Arenicola Marina, tel est le nom de ce ver que l’on trouve sur les plages bretonnes et qui sert d’appât de prédilection aux pêcheurs pour attirer les poissons.

C’est en étudiant le système respiratoire de ce ver qu’un biologiste breton, le docteur Zal, a découvert, par hasard, un substitut sanguin universel. Ainsi, il est for possible que grâce à cet organisme l’on puisse remplacer le sang ou assurer une meilleure conservation des organes avant leur transplantation.

Ce petit être pourrait sauver des millions de vies, selon le biologiste, fondateur et PDG d’Hémarina, une entreprise installée à Morlaix en Bretagne. 

La France manque grandement de sang, ce qui fait dire au Dr Zal : « Il faut plus de huit milles dons par jour pour satisfaire aux besoins de la population. Avec cette molécule d’origine marine issue de ce ver, on pourrait faire différents produits thérapeutiques, à savoir des substituts sanguins, des solutions destinées à préserver des greffons et même des pansements pour soigner les personnes atteintes de diabète ».

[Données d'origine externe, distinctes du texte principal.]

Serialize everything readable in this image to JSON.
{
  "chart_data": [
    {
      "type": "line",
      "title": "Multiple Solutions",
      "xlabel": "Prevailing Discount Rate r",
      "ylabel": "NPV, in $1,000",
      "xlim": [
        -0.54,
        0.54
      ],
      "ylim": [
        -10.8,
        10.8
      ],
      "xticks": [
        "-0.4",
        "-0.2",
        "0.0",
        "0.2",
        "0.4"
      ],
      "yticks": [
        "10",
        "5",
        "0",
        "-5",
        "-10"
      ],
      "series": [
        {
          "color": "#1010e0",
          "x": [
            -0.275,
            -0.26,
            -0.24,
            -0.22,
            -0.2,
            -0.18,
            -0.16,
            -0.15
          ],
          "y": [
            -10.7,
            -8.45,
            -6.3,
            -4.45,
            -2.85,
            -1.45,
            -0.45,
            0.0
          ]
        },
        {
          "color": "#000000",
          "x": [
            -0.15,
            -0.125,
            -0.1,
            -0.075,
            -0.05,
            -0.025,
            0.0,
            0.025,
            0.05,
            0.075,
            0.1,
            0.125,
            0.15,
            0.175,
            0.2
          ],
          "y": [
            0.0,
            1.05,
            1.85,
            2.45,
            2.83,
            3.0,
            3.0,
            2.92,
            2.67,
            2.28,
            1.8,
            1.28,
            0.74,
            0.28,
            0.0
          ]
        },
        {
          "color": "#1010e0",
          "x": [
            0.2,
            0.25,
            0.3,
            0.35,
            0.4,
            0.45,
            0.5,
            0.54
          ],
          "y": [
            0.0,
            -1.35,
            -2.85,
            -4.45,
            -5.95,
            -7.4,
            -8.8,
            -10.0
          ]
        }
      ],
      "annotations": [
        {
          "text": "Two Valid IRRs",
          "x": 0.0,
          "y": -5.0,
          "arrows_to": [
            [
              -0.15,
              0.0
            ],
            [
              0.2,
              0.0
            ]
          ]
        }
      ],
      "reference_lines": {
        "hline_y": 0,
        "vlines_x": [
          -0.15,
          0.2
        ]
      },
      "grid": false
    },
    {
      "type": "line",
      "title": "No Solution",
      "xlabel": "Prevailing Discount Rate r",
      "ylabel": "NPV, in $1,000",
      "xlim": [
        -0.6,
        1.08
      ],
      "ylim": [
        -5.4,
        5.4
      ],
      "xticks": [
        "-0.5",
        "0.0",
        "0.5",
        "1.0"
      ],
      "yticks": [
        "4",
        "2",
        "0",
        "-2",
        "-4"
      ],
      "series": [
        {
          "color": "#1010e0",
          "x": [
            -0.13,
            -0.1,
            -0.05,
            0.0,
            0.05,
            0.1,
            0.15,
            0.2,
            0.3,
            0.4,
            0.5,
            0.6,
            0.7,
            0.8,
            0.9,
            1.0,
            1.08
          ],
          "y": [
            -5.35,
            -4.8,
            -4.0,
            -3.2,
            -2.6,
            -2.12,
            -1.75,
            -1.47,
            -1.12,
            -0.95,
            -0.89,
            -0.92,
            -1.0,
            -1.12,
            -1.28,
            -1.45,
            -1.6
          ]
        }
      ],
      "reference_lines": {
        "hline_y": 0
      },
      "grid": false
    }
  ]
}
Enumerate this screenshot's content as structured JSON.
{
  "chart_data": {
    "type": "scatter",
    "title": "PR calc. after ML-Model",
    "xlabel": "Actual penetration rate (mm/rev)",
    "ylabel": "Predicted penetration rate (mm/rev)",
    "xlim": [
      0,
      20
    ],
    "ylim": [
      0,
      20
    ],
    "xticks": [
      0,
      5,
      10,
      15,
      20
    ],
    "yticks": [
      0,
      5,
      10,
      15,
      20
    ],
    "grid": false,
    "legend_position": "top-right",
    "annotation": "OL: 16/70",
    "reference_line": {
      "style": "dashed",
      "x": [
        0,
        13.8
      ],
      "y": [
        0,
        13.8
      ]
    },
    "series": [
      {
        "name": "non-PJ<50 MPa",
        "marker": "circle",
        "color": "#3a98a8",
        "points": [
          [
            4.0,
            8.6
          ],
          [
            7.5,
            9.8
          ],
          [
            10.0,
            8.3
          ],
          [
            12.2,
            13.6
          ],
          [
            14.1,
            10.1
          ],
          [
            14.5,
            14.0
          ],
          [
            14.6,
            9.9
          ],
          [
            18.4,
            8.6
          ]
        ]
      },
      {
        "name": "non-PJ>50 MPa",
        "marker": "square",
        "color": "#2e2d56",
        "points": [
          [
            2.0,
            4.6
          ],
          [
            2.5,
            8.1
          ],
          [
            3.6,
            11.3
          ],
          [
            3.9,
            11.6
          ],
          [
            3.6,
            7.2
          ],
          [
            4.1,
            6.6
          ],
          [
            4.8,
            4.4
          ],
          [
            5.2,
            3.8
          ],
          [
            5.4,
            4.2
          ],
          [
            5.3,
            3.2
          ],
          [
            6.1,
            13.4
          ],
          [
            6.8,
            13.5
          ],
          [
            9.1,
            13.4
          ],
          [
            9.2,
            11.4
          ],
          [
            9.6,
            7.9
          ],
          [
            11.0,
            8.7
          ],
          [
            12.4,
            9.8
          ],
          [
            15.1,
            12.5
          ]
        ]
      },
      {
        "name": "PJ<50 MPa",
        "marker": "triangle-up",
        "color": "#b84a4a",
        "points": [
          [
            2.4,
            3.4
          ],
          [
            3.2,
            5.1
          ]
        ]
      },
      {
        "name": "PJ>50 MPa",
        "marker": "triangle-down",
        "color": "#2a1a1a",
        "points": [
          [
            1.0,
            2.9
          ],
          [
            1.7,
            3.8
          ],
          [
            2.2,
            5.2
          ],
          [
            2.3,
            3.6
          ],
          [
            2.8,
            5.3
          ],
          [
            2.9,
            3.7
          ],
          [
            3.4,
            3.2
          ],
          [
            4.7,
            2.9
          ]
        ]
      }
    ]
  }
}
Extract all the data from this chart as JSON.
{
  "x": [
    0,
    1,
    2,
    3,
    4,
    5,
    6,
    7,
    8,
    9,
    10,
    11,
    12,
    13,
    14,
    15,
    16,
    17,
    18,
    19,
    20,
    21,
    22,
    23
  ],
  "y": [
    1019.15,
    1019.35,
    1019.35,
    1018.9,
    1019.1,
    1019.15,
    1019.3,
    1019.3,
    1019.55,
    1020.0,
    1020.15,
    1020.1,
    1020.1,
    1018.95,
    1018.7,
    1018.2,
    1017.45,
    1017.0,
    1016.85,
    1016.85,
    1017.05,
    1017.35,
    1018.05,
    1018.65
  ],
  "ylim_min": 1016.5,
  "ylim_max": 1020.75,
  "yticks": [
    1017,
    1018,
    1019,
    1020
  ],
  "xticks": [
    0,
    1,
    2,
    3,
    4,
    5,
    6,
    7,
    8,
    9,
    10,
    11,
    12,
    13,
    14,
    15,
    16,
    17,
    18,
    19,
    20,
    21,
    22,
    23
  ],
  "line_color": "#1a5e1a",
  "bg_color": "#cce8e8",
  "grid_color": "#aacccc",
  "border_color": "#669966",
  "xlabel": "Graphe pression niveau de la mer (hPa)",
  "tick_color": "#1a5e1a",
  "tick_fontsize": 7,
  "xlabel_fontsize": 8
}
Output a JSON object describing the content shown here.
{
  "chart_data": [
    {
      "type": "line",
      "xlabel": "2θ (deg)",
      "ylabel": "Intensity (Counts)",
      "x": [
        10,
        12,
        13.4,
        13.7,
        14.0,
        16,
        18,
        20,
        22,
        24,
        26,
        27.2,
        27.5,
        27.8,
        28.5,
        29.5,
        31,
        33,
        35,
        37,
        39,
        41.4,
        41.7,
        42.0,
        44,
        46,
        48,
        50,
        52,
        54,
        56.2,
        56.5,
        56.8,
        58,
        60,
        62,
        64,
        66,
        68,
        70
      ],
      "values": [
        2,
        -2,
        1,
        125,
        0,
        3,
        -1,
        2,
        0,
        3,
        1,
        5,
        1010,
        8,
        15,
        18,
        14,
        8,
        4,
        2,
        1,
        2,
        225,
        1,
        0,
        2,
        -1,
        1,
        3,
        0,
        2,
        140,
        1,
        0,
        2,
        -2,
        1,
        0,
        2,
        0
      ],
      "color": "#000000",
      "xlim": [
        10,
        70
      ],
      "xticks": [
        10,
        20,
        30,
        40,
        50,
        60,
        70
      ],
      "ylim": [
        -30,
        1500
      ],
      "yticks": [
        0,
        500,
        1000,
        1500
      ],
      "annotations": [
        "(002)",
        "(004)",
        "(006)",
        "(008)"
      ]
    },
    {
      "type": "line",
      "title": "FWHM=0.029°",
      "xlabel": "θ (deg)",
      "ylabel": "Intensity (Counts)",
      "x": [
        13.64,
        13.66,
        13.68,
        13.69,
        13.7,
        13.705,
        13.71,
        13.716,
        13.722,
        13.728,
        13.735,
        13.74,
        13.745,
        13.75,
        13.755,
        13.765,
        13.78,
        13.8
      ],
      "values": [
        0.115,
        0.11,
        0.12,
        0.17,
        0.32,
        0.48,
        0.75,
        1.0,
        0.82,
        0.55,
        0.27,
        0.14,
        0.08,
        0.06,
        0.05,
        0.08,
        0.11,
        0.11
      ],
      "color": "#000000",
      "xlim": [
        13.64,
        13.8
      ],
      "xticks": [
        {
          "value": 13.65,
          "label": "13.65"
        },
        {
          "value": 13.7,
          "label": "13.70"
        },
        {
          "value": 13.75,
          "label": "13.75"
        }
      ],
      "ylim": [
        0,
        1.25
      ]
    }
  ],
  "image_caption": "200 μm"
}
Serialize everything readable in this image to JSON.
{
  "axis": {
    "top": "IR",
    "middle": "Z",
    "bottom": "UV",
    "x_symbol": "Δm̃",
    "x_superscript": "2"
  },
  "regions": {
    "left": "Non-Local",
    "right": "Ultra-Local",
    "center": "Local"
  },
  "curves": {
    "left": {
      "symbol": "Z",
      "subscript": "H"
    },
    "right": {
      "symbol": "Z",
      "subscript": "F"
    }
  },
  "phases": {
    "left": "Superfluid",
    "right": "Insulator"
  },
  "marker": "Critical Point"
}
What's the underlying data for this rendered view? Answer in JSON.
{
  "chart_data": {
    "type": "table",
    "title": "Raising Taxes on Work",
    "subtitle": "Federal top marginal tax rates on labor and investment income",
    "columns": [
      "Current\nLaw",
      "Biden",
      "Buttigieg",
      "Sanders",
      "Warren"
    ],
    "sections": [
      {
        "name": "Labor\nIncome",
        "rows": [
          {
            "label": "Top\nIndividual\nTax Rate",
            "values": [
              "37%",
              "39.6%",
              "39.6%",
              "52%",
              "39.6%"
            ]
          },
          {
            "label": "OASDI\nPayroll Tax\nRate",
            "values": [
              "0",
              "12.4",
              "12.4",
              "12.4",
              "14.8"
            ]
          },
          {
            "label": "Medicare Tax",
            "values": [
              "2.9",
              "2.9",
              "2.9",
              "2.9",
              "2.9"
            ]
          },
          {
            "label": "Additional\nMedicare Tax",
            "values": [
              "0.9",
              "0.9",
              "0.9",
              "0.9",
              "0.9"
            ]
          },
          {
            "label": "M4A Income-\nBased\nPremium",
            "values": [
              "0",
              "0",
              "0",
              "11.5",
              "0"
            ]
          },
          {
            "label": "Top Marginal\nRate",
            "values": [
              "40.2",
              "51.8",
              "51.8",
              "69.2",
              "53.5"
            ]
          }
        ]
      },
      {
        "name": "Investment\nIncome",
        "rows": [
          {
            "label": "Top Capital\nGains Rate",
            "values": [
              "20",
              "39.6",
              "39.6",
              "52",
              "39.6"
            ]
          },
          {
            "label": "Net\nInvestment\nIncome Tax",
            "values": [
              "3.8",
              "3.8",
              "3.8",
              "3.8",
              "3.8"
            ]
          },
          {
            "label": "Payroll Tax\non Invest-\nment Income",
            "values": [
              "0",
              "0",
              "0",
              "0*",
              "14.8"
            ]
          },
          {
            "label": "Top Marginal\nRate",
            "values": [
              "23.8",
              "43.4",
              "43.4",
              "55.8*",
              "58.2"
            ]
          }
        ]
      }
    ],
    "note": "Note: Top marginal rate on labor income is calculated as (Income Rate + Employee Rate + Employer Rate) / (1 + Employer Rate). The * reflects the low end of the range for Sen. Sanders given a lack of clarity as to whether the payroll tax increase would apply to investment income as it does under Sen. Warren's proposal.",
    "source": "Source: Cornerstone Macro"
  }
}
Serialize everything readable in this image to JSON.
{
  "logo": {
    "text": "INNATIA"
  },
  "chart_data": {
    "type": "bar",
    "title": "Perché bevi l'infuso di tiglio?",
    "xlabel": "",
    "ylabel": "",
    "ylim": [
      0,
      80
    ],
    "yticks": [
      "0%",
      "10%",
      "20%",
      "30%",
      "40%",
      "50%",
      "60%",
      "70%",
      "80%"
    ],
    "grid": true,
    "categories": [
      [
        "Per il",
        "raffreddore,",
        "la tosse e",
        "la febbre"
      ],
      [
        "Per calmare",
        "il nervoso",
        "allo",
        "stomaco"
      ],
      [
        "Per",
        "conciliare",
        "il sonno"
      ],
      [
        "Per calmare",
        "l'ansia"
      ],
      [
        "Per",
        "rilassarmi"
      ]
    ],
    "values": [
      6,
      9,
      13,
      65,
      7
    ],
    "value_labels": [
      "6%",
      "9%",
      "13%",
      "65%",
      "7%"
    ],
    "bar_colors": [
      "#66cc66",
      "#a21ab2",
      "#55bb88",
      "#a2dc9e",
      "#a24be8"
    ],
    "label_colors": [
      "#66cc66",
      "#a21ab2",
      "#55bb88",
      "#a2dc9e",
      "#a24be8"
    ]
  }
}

L’oxygène marin de ce ver semblant avoir la capacité de réduire les risques de rejet, il pourrait ainsi être utilisé lors des greffes.

Soixante patients en transplantation rénale vont être soumis à des essais cliniques dans les semaines à venir et la Marine américaine, en contact avec le chercheur breton, s’intéresse à un produit pouvant être utilisé par les militaires en cas d’œdème cérébral.